Tuesday, 8 July 2025

Committee on Public Petitions and the Ombudsmen

Petition on Pensions and Social Security Legislation

2:00 am

Ms Lucy O'Donoghue:

I acknowledge that. While I have not gone through it, the people who worked on this legislation did not pick the 36-month period from nowhere. To be fair, they generally have a good mark. I presume they are concerned about precedent.

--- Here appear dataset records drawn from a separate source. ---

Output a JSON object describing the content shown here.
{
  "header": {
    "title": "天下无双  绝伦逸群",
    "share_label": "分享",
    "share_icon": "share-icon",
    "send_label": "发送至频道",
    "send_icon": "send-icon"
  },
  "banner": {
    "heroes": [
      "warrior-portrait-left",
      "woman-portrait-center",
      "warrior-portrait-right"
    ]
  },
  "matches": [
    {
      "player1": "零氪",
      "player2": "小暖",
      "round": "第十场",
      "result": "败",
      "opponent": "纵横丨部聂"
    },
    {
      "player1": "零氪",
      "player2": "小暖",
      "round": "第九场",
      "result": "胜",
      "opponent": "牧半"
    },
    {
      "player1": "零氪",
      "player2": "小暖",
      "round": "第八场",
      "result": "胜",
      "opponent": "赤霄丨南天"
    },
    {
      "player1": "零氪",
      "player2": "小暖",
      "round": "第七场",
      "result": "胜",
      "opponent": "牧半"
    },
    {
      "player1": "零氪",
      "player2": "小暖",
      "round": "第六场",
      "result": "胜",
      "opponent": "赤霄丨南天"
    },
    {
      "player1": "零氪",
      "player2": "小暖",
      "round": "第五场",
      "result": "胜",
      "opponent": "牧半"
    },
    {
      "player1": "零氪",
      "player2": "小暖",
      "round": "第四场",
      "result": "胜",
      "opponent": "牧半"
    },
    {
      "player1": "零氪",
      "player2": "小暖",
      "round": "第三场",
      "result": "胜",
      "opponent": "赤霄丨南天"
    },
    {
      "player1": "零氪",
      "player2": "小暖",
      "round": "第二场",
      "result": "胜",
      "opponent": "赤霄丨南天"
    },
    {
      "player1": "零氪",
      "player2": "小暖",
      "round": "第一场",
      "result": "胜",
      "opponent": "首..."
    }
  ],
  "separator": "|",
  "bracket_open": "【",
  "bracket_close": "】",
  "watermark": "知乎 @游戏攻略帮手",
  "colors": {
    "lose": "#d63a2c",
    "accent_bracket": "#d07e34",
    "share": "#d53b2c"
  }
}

The other issue, which I do not think Mr. Moran referred to, relates to the Deputy’s question about the pension scheme pre-1995 and post-1995. It is not so much about the post-1995 pension. An option was given to people who were in the original scheme at a point. It was probably at a different time in the Central Bank than it was in the wider Civil Service. Those people were given an option to move to a scheme that would cover them for marriage, partnership or whatever post retirement. People in Mr. Moran’s situation were never going to benefit, however. It did not matter whether he did not benefit before or after retirement. There will be people in the Civil Service and Central Bank schemes who may not have opted for the new scheme to cover them after retirement because they felt they were never going to benefit anyway as they were never going to be married. That was it. It is an issue that goes further back in some respects. While it does not mean more people are affected, it means that removing one brick does not remove the brick for someone else. People would need to be given an option again and asked whether they would have made a different choice if the social scene had been different in 1984 when they took that option or if they had known equality legislation would be implemented. It is a complex and difficult issue.